Östrojenler, uterus, meme kanalları ve bezlerinin gelişiminden sorumludur. Östrojenlerin sentezi, FSH tarafından uyarılır. Dişilerde sekonder cinsiyet özelliklerinin sürdürülmesinde etkilidirler. İç ve dış genital organların gelişmesi ve olgunlaşmasını sağlarlar. Bazı metabolik etkilere de sahiptirler. Östrojenlerin karaciğer yağlanmasını önleyici, kolesterol düzeyini düşürücü etkileri vardır.

S

Parathormonun etki mekanizması ve görevleri nelerdir?

Parathormon etkisini, D vitamini ile ilişkili bir şekilde bağırsaklardan kalsiyum emilimini artırarak, böbreklerden de kalsiyum ve magnezyumun geri emilimi ile kemiklerden kana kalsiyum akışını sağlayarak gösterir. Kan dolaşımında bir kalsiyum fosfor dengesi söz konusudur. Bu dengenin devamlı korunması gereklidir. PTH, kalsiyum düzeylerinin artırılması ile birlikte fosfor düzeylerinin de düşürülmesinde rol alır.

S

Doku hormonları nelerdir?

  • Nörohormonlar: Bu hormonlar arasında asetil kolin ve g-amino bütirik asit (GABA) sayılabilir. Sinirsel yolla uyarıların taşınmasına yardım ederler.
  • Gastrointestinal Hormonlar:
    -Gastrin: Mide mukozası tarafından salgılanan polipeptit yapıda bir hormondur. HCl üretmek için mide mukozasını uyarır.
    -Sekretin: Duedenum mukozasında bulunur. Pankreasa su ve bikarbonat (HCO3) salınımını uyarır.
    -Kolesistokinin-Pankreozimin: Kolesistokinin safra kesesinin boşalmasını sağlayan ve duedonumda sentez edilen bir hormondur. Pankreozimin ise pankreasın sindirim enzimlerinin salgılanmasını arttırır.
  • Damarları Etkileyen Hormonlar:
    -Bradikinin: Damar genişletici etkisiyle kan basıncını düşürür. Düz kasların kasılmalarını da etkiler.
    -Serotonin: Trombositlerde yapılır. Arteriollerin kasılmasını sağlar.
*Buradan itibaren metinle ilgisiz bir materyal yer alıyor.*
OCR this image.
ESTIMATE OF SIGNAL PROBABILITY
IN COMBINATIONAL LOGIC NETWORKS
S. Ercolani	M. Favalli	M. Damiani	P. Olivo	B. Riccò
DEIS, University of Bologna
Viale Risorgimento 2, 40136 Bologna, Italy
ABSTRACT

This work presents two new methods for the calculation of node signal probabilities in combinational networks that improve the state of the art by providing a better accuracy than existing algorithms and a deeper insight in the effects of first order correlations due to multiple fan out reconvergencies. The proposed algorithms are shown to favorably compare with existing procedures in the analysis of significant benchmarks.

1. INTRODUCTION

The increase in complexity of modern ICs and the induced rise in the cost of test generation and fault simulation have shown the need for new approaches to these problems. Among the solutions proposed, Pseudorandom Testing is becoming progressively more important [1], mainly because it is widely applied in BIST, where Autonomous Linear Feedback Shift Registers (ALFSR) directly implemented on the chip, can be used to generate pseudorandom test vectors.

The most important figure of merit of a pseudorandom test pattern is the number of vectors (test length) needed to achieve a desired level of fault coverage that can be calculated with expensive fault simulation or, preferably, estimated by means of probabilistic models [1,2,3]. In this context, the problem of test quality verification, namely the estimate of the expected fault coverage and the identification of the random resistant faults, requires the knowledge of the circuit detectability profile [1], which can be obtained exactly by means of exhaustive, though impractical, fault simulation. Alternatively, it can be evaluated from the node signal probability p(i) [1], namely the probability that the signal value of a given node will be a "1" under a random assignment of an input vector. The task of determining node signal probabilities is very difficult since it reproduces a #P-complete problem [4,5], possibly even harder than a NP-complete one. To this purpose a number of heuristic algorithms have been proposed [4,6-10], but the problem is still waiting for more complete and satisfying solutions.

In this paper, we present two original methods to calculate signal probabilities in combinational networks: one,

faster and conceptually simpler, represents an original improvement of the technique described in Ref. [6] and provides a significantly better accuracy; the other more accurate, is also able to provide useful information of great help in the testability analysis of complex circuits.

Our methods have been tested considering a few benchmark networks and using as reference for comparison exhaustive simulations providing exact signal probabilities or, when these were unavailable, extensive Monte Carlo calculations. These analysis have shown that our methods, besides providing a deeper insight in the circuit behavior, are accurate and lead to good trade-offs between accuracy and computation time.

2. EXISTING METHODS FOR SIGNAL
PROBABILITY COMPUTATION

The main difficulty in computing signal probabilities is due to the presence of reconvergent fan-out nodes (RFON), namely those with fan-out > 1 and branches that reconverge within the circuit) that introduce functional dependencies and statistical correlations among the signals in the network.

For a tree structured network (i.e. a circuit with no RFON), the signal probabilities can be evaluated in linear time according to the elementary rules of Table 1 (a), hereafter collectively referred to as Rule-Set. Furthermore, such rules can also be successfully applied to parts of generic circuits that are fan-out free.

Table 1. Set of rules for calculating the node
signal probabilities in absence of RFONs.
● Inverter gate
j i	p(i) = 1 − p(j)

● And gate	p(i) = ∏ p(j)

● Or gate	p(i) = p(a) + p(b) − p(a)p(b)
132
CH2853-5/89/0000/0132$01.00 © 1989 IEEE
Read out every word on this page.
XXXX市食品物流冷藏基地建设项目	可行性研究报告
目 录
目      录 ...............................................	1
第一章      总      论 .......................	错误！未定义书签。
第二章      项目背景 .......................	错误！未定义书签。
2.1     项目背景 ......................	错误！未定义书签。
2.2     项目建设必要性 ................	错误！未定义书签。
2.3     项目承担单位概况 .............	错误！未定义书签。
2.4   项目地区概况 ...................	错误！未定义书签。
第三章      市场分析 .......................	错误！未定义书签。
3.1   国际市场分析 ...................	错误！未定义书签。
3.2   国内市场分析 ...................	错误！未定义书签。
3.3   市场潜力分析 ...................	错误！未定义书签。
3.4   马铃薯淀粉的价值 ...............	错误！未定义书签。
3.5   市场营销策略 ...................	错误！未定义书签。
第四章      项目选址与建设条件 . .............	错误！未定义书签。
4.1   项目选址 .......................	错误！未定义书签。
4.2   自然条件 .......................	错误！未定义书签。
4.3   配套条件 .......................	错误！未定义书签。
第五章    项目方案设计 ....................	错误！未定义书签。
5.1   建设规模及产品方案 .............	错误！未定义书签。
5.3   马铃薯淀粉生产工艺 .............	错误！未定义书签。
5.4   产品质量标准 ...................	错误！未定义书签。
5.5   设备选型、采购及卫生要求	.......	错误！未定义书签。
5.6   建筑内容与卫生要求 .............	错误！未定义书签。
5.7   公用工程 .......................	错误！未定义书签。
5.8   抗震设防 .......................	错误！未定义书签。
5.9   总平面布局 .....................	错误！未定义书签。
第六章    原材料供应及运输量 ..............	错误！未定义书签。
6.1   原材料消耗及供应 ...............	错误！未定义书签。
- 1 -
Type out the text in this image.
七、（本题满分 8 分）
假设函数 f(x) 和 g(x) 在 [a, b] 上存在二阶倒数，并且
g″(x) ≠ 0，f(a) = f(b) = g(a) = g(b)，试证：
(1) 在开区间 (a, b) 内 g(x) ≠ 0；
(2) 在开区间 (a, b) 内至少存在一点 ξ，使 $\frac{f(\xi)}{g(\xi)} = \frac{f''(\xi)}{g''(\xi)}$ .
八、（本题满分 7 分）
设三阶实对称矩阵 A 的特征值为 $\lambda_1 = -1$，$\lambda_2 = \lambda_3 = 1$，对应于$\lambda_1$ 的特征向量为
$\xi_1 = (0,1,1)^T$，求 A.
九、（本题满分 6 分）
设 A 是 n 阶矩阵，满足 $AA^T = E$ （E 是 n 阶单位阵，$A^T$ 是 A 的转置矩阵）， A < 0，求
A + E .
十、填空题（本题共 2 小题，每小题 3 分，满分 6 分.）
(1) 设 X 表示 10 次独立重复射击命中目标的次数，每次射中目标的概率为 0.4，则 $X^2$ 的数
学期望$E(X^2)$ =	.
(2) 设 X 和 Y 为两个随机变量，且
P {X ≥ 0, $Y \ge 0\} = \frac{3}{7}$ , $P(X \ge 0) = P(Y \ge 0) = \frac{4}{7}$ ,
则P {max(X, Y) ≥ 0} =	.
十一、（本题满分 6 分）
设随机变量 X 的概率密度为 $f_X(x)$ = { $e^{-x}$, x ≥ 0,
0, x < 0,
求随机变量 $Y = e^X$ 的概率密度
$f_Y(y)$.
Damar, solunum ve sindirim kanalının düz kaslarına etkilidir.
    -Histamin: Histidin aminoasidinin yapısından CO2’in uzaklaştırılması sonucu oluşur. En çok akciğer, deri ve mide-bağırsak kanalında bulunur. Bağırsak ve solunum sisteminde düz kasların kasılmasına neden olur.
S

Androjenler ve görevleri nelerdir?

Erkek cinsiyet hormonlarıdır. Steroid yapıdadırlar. En bilineni testosterondur. Testislerin leydig hücrelerinde sentezlenirler. Çok az miktarda olmak üzere dişilerde ovaryumlarda da sentezlenir. Androjenler, primer ve sekonder erkeklik özelliklerinin gelişiminde rol alırlar. Testosteron, erkek cinsiyet organlarının gelişimi, ergenliğe eşlik eden kas ve iskeletin büyümesi ile kılların oluşumuna katkıda bulunur.